Not many surfers wear helmets — in one 2015 survey, only two of 50 participants did — although that may be changing, too. Several big-wave riders are donning them, and if younger surfers see their heroes in them, usage could increase.
“It’ll be like a lot of sports where the norm is not wearing it, then a lot of guys will end up brain dead and dumb and you’ll start to see a transition,” surfer Albee Layer told the digital surfing magazine Stab. He began wearing a helmet after a serious concussion.
But others worry that helmets may give a false sense of security to a group of people already prone to taking risks as they push the boundaries of what’s possible.
Sponsorships, magazine spreads, contest invitations — those come only if you get noticed. One surfer, talking in a video about the Worst Wipeout Award, muses that, if you want to win, “you should probably come pretty close to death.”
Been there, done that for Dunfee.
Almost every night, he has the same dream.
He’s under water in a wet suit, flailing to get to the surface. He can’t reach it. His lungs ache for air in the blackness. Then his panic subsides and the water envelops him like a blanket, nudging him toward eternal rest.
That’s when Dunfee wakes up, covered in sweat, his mouth tasting of metal from grinding his teeth.
It’s the giving up that haunts him, a mixture of relief and despair, the recognition that something he worked so hard at is over. He’s not going to be the best big-wave surfer in the world any more, with all its glories. And its dangers.
He still surfs, every day if possible. Windansea is nearly in his backyard, so he can walk over with his board. Many mornings, he puts his wetsuit on before he leaves the house, not worried about the waves being good. He’s going in regardless.

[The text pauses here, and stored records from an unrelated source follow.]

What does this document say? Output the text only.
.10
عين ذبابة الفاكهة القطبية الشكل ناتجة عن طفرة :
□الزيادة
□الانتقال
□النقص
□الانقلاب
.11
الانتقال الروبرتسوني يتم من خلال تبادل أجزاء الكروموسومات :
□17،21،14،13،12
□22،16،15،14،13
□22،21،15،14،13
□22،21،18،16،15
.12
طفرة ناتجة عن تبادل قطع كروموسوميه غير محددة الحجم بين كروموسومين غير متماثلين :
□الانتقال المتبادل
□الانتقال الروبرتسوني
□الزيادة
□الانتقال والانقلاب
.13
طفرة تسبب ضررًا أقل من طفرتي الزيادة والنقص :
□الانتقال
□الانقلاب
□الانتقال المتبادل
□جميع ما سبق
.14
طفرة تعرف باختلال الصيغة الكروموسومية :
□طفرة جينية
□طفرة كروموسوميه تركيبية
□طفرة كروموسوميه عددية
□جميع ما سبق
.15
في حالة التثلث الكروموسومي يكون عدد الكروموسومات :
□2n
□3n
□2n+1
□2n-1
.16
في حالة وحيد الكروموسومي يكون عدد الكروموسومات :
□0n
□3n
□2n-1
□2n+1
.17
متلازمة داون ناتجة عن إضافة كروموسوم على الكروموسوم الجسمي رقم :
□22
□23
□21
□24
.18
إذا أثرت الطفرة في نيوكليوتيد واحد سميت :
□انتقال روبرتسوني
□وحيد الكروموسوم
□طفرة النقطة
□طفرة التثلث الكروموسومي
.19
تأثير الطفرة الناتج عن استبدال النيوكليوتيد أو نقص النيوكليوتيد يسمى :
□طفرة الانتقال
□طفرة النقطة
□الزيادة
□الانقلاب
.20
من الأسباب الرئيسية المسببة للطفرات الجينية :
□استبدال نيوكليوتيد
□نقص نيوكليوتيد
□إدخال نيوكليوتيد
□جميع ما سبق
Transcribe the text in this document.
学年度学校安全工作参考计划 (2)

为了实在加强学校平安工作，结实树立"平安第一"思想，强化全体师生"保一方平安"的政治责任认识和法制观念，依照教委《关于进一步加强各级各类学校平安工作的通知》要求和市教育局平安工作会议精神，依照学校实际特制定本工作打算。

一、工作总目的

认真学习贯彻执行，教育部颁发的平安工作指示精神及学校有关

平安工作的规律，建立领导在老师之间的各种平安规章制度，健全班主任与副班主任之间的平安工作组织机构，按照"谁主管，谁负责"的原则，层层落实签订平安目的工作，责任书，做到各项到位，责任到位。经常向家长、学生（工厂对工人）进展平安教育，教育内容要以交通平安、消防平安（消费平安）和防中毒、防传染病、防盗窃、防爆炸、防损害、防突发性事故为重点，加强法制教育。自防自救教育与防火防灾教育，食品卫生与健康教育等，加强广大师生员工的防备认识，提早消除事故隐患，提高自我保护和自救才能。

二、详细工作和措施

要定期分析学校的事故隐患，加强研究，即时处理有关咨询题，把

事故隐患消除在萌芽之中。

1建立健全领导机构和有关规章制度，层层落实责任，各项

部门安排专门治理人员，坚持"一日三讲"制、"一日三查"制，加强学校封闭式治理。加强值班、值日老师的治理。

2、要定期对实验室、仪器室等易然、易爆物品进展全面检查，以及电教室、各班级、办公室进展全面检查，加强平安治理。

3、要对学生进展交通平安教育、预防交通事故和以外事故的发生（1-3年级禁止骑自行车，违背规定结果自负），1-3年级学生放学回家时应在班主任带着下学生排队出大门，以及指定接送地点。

“It’s something I’ve loved since the first time I did it,” Dunfee said on a recent weekday morning, gazing out at the ocean. “It’s the one place I feel all my happiness.”
His right eye is a continuing problem, an after-effect of the concussions. It doesn’t focus well, especially if his head is moving. He does regular eye exercises and plays the piano to improve his hand-to-eye coordination.
The eye trouble makes it hard for him to pursue another passion, photography. Taking pictures was an insurance policy he arrived at when the concussions began piling up, a hedge against his fear of permanent memory loss. He went out on his board with his camera. Many of the pictures in his book were taken by him.
“The more I document,” he wrote in the book, “the longer I live.”
He wonders sometimes how long that will be. Recurrent brain injuries have been linked in some studies to premature death and various maladies. He worries about Alzheimer’s and chronic traumatic encephalopathy (CTE), the degenerative brain disease that’s been linked to football and can be diagnosed only after death.
Amid the ongoing struggles, Dunfee also feels fortunate.
“I’m really, really proud of my big-wave surfing career,” he said. “I achieved things and traveled to places I never dreamed I would be able to do. I pushed myself, and I paid a price, but I was lucky to get out when I did. I’m in a good spot now.”
He’s still figuring out his future, work-wise. He’s lining up events to promote his book and would like to write others. Maybe do some public speaking.
“I feel like the sky’s the limit,” he said, left now to dream of a world making waves instead of chasing them.